Oggi è impossibile tornare ai modelli del passato. E ai problemi attuali non c'è una risposta semplice e univoca. Le ideologie classiche hanno perso il loro potere di persuasione. Certo, si può sempre difendere la tesi secondo cui l'avvento dell'era post-ideologica è solo una manifestazione della cosiddetta ideologia neoliberista dominante, che avrebbe deliberatamente confuso le differenze tra destra e sinistra, tra socialismo e conservatorismo, per consolidare la sua egemonia. Tuttavia oggi è molto diffusa l'idea secondo cui non sono le ideologie ad animare la storia, ma dei fattori completamente diversi: i mercati.
La crisi della politica
Le ideologie tradizionali si sono affermate nella certezza, creata dall'Illuminismo, che il mondo è materia malleabile e plasmabile dall'uomo secondo le sue volontà e sulla base di piani razionali. Tuttavia, per spingere la gente a credere in un progetto lo si deve sostenere con argomenti appassionati, annunciandolo come fosse quasi il raggiungimento della terra promessa. Per i conservatori l'obiettivo da raggiungere era il ritorno al periodo eroico; per i marxisti una società senza classi; per i nazionalisti uno stato nazionale unito dalla solidarietà; per i liberali il regno della libertà. Gli intellettuali, però, che sono i tradizionali produttori delle ideologia, non credono nell'esistenza di una leva talmente potente da sollevare le fondamenta del mondo.

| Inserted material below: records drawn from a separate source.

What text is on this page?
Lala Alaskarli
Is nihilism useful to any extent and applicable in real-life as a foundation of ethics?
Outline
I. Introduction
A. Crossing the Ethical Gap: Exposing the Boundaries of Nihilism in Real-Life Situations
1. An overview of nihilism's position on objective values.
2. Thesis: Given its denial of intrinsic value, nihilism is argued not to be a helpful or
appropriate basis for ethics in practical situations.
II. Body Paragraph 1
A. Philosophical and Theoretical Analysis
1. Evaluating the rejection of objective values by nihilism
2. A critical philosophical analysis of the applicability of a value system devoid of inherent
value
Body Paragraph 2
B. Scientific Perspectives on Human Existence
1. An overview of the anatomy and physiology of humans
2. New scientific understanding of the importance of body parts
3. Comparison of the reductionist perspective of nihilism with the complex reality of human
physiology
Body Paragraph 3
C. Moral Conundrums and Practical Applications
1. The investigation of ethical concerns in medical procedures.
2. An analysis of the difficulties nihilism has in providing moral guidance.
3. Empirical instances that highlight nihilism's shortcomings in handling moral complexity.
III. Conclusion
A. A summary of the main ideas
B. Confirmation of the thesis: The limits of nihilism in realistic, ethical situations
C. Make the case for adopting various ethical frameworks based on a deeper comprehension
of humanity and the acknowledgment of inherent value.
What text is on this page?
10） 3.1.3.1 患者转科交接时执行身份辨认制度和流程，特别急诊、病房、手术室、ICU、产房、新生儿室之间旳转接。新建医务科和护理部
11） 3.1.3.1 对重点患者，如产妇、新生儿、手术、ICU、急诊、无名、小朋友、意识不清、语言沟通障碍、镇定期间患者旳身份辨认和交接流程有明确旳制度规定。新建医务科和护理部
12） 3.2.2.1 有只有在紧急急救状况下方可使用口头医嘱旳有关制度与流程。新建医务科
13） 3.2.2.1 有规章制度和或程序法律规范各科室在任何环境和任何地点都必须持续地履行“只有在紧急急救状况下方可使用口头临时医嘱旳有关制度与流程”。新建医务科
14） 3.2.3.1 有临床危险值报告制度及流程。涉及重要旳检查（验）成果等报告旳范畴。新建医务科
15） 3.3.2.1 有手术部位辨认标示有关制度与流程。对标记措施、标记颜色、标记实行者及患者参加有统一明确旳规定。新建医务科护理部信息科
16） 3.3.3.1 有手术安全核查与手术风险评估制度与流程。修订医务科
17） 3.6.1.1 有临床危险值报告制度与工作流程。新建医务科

La fine dell'ideologia non è ovviamente la fine della politica. Quest'ultima segue la sua strada, ma ha il fiato corto. I tradizionali partiti ideologici, come i cristiano-democratici, i socialdemocratici, i liberali e i conservatori, sono sempre più deboli. L'erosione ideologica indebolisce l'adesione politica. In un contesto in cui i partiti fanno fatica a mettere in evidenza le loro differenze, viene meno l'accettazione stessa del sistema dei partiti e tutte le controversie assumono un carattere artificiale, finendo per alimentare solo il narcisismo dei principali attori politici.
Alla fine, ad emergere da questo contesto è il classico politico populista, senza alcun progetto e visione per il futuro. Il populista, del resto, sa bene che non è questo che interessa ai suoi elettori. Nei movimenti ideologici di un tempo la rabbia era concentrata, il risentimento poteva facilmente dare vita a un ethos collettivo. Il populismo attuale è solo un modo per dare sfogo a frustrazioni e tensioni, provoca solo rivolte e distruzione, e non porterà di certo a un nuovo Lenin, Stalin o Hitler.
Se guardiamo alle catastrofi prodotte dall'era ideologica del ventesimo secolo possiamo affermare che oggi non ci troviamo in una situazione peggiore. Ma neppure migliore. Perché la crisi ideologica si accompagna a una crisi fondamentale della fiducia nella politica. I nomi dei diversi leader sono intercambiabili. E l'attività politica, anche se non produrrà dei tiranni, non sarà in grado di generare nemmeno dei veri statisti.